Update, 8/6/19, by Gaspard Le Dem:
Metro’s Silver Line extension has a tangible opening date, at least according to one transit agency.
The Metropolitan Washington Airports Authority tells DCist that the Silver Line to Dulles Airport and Loudoun County will open on or around July 16, 2020, which had been revised earlier this summer after several construction delays.
“Give or take a few days, that’s the date we have come up with based on the analysis of materials given to us by our contractors and by statistical analysis,” says Marcia McAllister, a spokesperson for MWAA.
WTOP first reported the potential start date.
The transit authority has figured out ways to work around significant delays reported by contractors last June, according to McAllister.
“It looks like a lot of that work can be done simultaneously rather than stretching it out,” she says. “Instead of doing that work one at the time, they can have crews working on all of their problems.”
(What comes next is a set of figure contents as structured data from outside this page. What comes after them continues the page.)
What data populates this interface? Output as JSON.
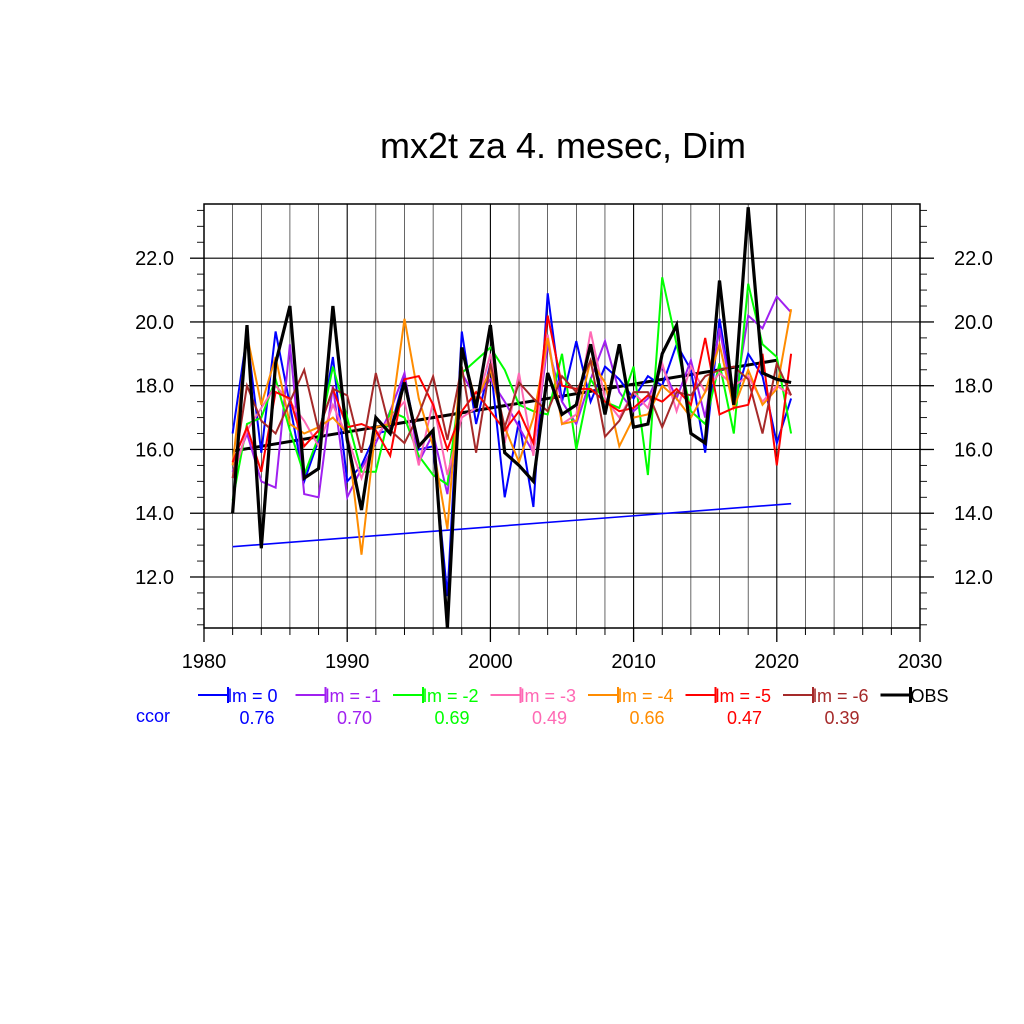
{
  "chart_data": {
    "type": "line",
    "title": "mx2t za 4. mesec, Dim",
    "xlabel": "",
    "ylabel": "",
    "xlim": [
      1980,
      2030
    ],
    "ylim": [
      10.4,
      23.7
    ],
    "x_ticks": [
      1980,
      1990,
      2000,
      2010,
      2020,
      2030
    ],
    "x_tick_labels": [
      "1980",
      "1990",
      "2000",
      "2010",
      "2020",
      "2030"
    ],
    "y_ticks": [
      12,
      14,
      16,
      18,
      20,
      22
    ],
    "y_tick_labels": [
      "12.0",
      "14.0",
      "16.0",
      "18.0",
      "20.0",
      "22.0"
    ],
    "grid": true,
    "legend_position": "bottom",
    "x": [
      1982,
      1983,
      1984,
      1985,
      1986,
      1987,
      1988,
      1989,
      1990,
      1991,
      1992,
      1993,
      1994,
      1995,
      1996,
      1997,
      1998,
      1999,
      2000,
      2001,
      2002,
      2003,
      2004,
      2005,
      2006,
      2007,
      2008,
      2009,
      2010,
      2011,
      2012,
      2013,
      2014,
      2015,
      2016,
      2017,
      2018,
      2019,
      2020,
      2021
    ],
    "series": [
      {
        "name": "lm = 0",
        "color": "#0000ff",
        "ccor": "0.76",
        "values": [
          16.5,
          19.6,
          15.9,
          19.7,
          17.4,
          15.0,
          16.3,
          18.9,
          15.0,
          15.5,
          16.5,
          16.6,
          18.3,
          16.0,
          16.1,
          11.4,
          19.7,
          16.8,
          18.7,
          14.5,
          16.9,
          14.2,
          20.9,
          17.5,
          19.4,
          17.5,
          18.6,
          18.2,
          17.6,
          18.3,
          18.0,
          19.3,
          18.5,
          15.9,
          20.1,
          17.4,
          19.0,
          18.3,
          16.2,
          17.6
        ]
      },
      {
        "name": "lm = -1",
        "color": "#a020f0",
        "ccor": "0.70",
        "values": [
          15.3,
          16.5,
          15.0,
          14.8,
          19.3,
          14.6,
          14.5,
          18.0,
          14.5,
          15.4,
          16.2,
          17.2,
          18.4,
          15.6,
          16.5,
          14.6,
          18.4,
          17.6,
          18.2,
          17.5,
          16.7,
          15.9,
          19.3,
          17.5,
          16.8,
          18.2,
          19.4,
          17.8,
          17.2,
          17.6,
          18.6,
          17.6,
          18.8,
          17.0,
          19.8,
          17.4,
          20.2,
          19.8,
          20.8,
          20.3
        ]
      },
      {
        "name": "lm = -2",
        "color": "#00ff00",
        "ccor": "0.69",
        "values": [
          14.4,
          16.8,
          17.0,
          18.2,
          16.6,
          15.2,
          16.4,
          18.6,
          17.0,
          15.3,
          15.3,
          17.2,
          17.0,
          15.8,
          15.2,
          14.9,
          18.4,
          18.8,
          19.2,
          18.5,
          17.4,
          17.2,
          17.1,
          19.0,
          16.0,
          18.2,
          17.5,
          17.3,
          18.6,
          15.2,
          21.4,
          19.3,
          17.2,
          16.8,
          18.7,
          16.5,
          21.2,
          19.3,
          18.9,
          16.5
        ]
      },
      {
        "name": "lm = -3",
        "color": "#ff69b4",
        "ccor": "0.49",
        "values": [
          15.1,
          16.6,
          17.3,
          18.0,
          17.5,
          16.9,
          16.1,
          17.4,
          16.4,
          15.1,
          16.4,
          17.0,
          17.5,
          15.5,
          17.5,
          15.2,
          17.0,
          17.3,
          19.0,
          16.2,
          18.4,
          15.8,
          19.6,
          16.8,
          17.1,
          19.7,
          17.6,
          17.0,
          17.8,
          17.3,
          18.7,
          17.2,
          18.6,
          17.8,
          18.4,
          18.0,
          18.3,
          17.5,
          18.0,
          17.7
        ]
      },
      {
        "name": "lm = -4",
        "color": "#ff8c00",
        "ccor": "0.66",
        "values": [
          15.5,
          19.6,
          17.4,
          18.9,
          16.8,
          16.5,
          16.7,
          17.0,
          16.5,
          12.7,
          16.7,
          16.8,
          20.1,
          17.6,
          16.1,
          13.5,
          19.1,
          17.5,
          18.5,
          16.7,
          15.6,
          17.0,
          19.5,
          16.8,
          16.9,
          18.8,
          18.1,
          16.1,
          17.0,
          17.1,
          18.0,
          17.6,
          17.0,
          17.8,
          19.3,
          17.3,
          18.5,
          17.4,
          17.9,
          20.4
        ]
      },
      {
        "name": "lm = -5",
        "color": "#ff0000",
        "ccor": "0.47",
        "values": [
          15.6,
          16.7,
          15.3,
          17.8,
          17.6,
          16.1,
          16.6,
          17.9,
          16.7,
          16.8,
          16.6,
          15.8,
          18.2,
          18.3,
          17.4,
          16.0,
          17.2,
          17.8,
          17.2,
          16.6,
          17.2,
          16.2,
          20.2,
          18.0,
          17.9,
          17.9,
          17.5,
          17.2,
          17.3,
          17.7,
          17.5,
          17.9,
          17.4,
          19.5,
          17.1,
          17.3,
          17.4,
          19.0,
          15.5,
          19.0
        ]
      },
      {
        "name": "lm = -6",
        "color": "#a52a2a",
        "ccor": "0.39",
        "values": [
          15.1,
          18.0,
          16.9,
          16.5,
          17.5,
          18.5,
          16.6,
          17.9,
          17.7,
          15.9,
          18.4,
          16.6,
          16.2,
          17.1,
          18.3,
          16.3,
          18.6,
          15.9,
          18.7,
          16.7,
          18.1,
          17.6,
          17.2,
          18.3,
          17.8,
          18.8,
          16.4,
          16.9,
          17.8,
          17.8,
          16.7,
          17.8,
          17.7,
          18.3,
          18.5,
          18.6,
          18.2,
          16.5,
          18.7,
          17.7
        ]
      },
      {
        "name": "OBS",
        "color": "#000000",
        "ccor": "",
        "values": [
          14.0,
          19.9,
          12.9,
          18.7,
          20.5,
          15.1,
          15.4,
          20.5,
          16.3,
          14.1,
          17.0,
          16.5,
          18.1,
          16.1,
          16.6,
          10.4,
          19.2,
          17.3,
          19.9,
          15.9,
          15.5,
          15.0,
          18.4,
          17.1,
          17.4,
          19.3,
          17.1,
          19.3,
          16.7,
          16.8,
          19.0,
          19.9,
          16.5,
          16.2,
          21.3,
          17.4,
          23.6,
          18.4,
          18.2,
          18.1
        ]
      }
    ],
    "trend_lines": [
      {
        "name": "obs-trend",
        "color": "#000000",
        "x": [
          1982,
          2020
        ],
        "y": [
          15.95,
          18.8
        ]
      },
      {
        "name": "blue-trend",
        "color": "#0000ff",
        "x": [
          1982,
          2021
        ],
        "y": [
          12.95,
          14.3
        ]
      }
    ],
    "ccor_label": "ccor",
    "ccor_label_color": "#0000ff"
  }
}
MWAA is overseeing construction on the project, but the ultimate decision about the first day of service rests with the Metro Board. And WMATA isn’t committing to a start date yet.
“Metro will establish a revenue start date once the project (including the rail yard) has been completed to our standards and requirements, and accepted by Metro for final testing and safety certification,” spokesperson Ian Jannetta told DCist in an emailed statement.
Original: The extension of the Silver Line has hit new delays, according to the latest progress report from the Metropolitan Washington Airports Authority, the agency in charge of the project.
Capital Rail Constructors, which is working on stations and tracks, is approximately eight months behind schedule, and Hensel Phelps, the contractor responsible for constructing a rail yard for the project, is more than a year-and-a-half behind. The latest progress report says that between March and April, Hensel Phelps “slipped” an additional 67 days behind.
Will Thompson, the vice president and district manager for Hensel Phelps, said the delays have to do with changes in “testing criteria” for the rail yard. Per the report, the rail yard’s critical progress needs include testing, safety and security certification, and HVAC installation.
The contractors are projecting that the rail yard, tracks, and stations are all scheduled to be completed by the end of July 2020—but the Metropolitan Washington Airports Authority has not approved the schedules.
The first phase of the project opened in 2014 with five new stations (McLean, Tysons Corner, Greensboro, Spring Hill and Wiehle-Reston East), the first new Metro line since 1991. The second phase will add another six stations, including a stop at Dulles International Airport. The Silver Line extension was originally slated to open in 2018 before a slew of changes pushed the timeline back (the delay added at least $95 million to the project’s price tag).
Cracks in concrete structures were found as far back as 2015. In April, the Washington Post reported a raft of problems with the project—including cracks in concrete pedestals at the Dulles Airport station, and an impasse over how to deal with hundreds of flawed concrete rail ties. (The rail ties provide support in areas where multiple tracks come together.)
In April, according to the progress report, “discussions continued among the Airports Authority, WMATA, and CRC and its vendors and subcontractors to mitigate the delays.”
The report also said that Hensel Phelps and the authority were “actively and collectively making efforts” to speed up the completion of the rail yard.
Keith Couch, project director for Capital Rail Constructors, said repair work on the pedestals will begin within the next two weeks, and the group is in discussions with both Metro and the airports authority over its revised special track design to address the concrete rail tie issue.
Starting in October, Capital Rail Constructors will have to pay the authority penalties if it fails to deliver the project by its scheduled date for substantial completion: August 7. Marcia McAllister, a spokesperson for the airports authority, told WAMU via email that Hensel Phelps’ scheduled date for substantial completion was December 18 of last year.
“That was not achieved,” wrote McAllister. “We are currently in negotiations with them for the costs of the delays.”
Thompson of Hensel Phelps said the parties were still working on determining “a mutually agreeable schedule” for completion of the project.
This project, the second phase of work on the Silver Line, is the first time a Metro extension is being done by private contractors and not the transit agency itself. The contractors will hand the project over to Metro once their work is substantially complete. At that time, Metro will take approximately two months to test the tracks before passengers can begin traveling on the new portion of the system.
ATU Local 689, the union representing most of the area’s transit employees, has expressed concern about what it has called “privatization” of the Metro system. Metro has accepted proposals from a number of companies interested in managing the new portion of the Silver Line — a move Metro’s General Manager Paul Wiedefeld has said would “hold down pension cost growth.” A Metro spokesperson said the proposals, which were due last month, are currently under review.
Barry Hobson, the chief of staff for Local 689, recently told WAMU that Silver Line privatization, and an ongoing dispute over transit worker pensions, are likely to be points of contention in the union’s next round of contract negotiations with Metro. The contract negotiations will begin at the start of next year.